L'abbé Nikodemus Schnabel a souligné que la situation actuelle de la société incite à redécouvrir le caractère missionnaire de l'Église : il ne fait aucun doute que l'on peut trouver de jeunes étudiants universitaires désireux de suivre le chemin de la foi catholique. Elle a également critiqué "l'atmosphère déprimante qui règne dans l'Église et dans les milieux ecclésiastiques". En regardant des gens comme ceux du "Comité central des catholiques allemands", on a presque l'impression qu'ils s'excusent de continuer à exister. "Les associations d'étudiants doivent relever le défi d'adopter une position basée sur leurs valeurs : l'Eglise n'est pas morte. La foi suscite la curiosité.
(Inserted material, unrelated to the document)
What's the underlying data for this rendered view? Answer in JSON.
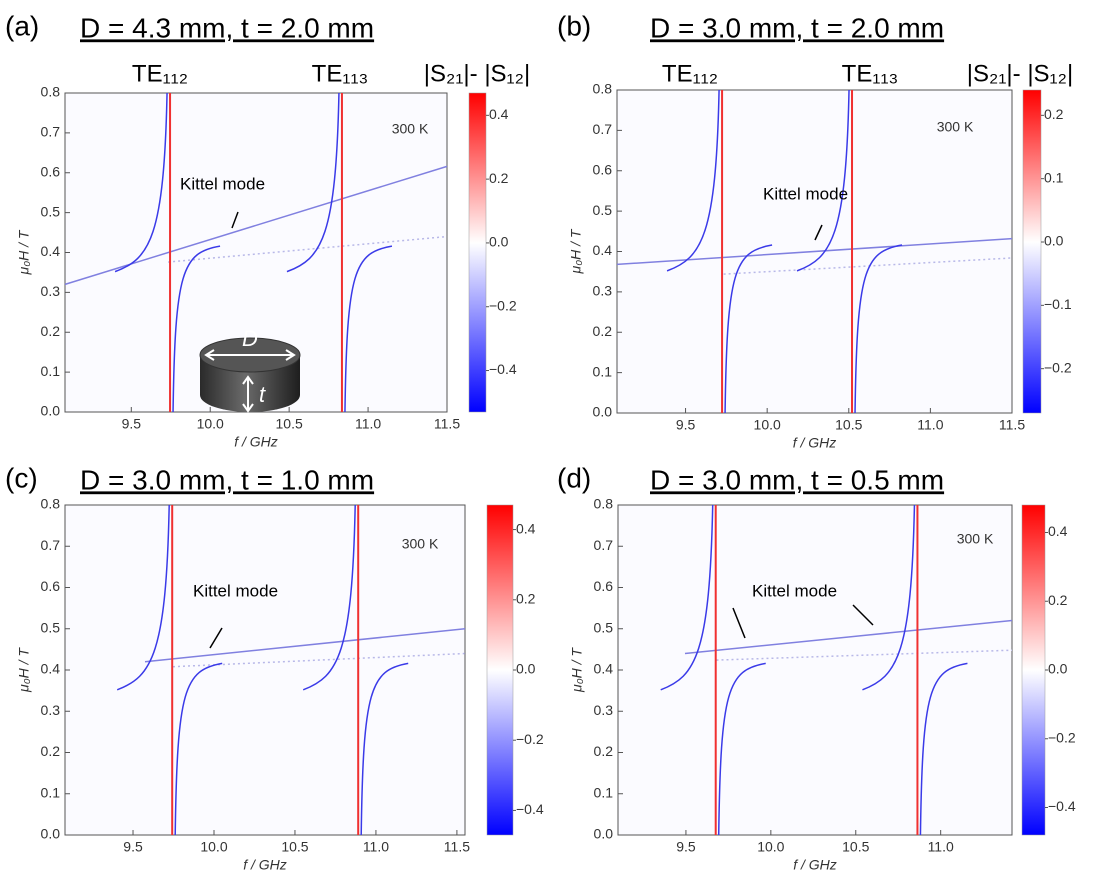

Simon Posert estime également que "l'Église catholique en tant qu'institution" n'est plus en mesure d'enseigner le contenu de la foi catholique - la doctrine du Christ - aux jeunes. "Nous sommes dans une spirale descendante, à laquelle l'Église a également contribué par ses abus. L'Église peut apporter un soutien et donner un sens, mais elle ne remplit plus cette mission à grande échelle.
Les associations d'étudiants, malgré tous leurs liens, ne sont pas des organisations de structures ecclésiastiques, et elles peuvent peut-être même vivre la foi d'une manière plus détendue. Cela commence par de petites choses, par exemple lorsque les étudiants cuisinent ensemble et bénissent la table au moment des repas, ou lorsque nous allons à la messe du dimanche ensemble. Nous célébrons également le début et la fin de chaque semestre par une messe. Pour nous, la foi catholique est la base de nos valeurs.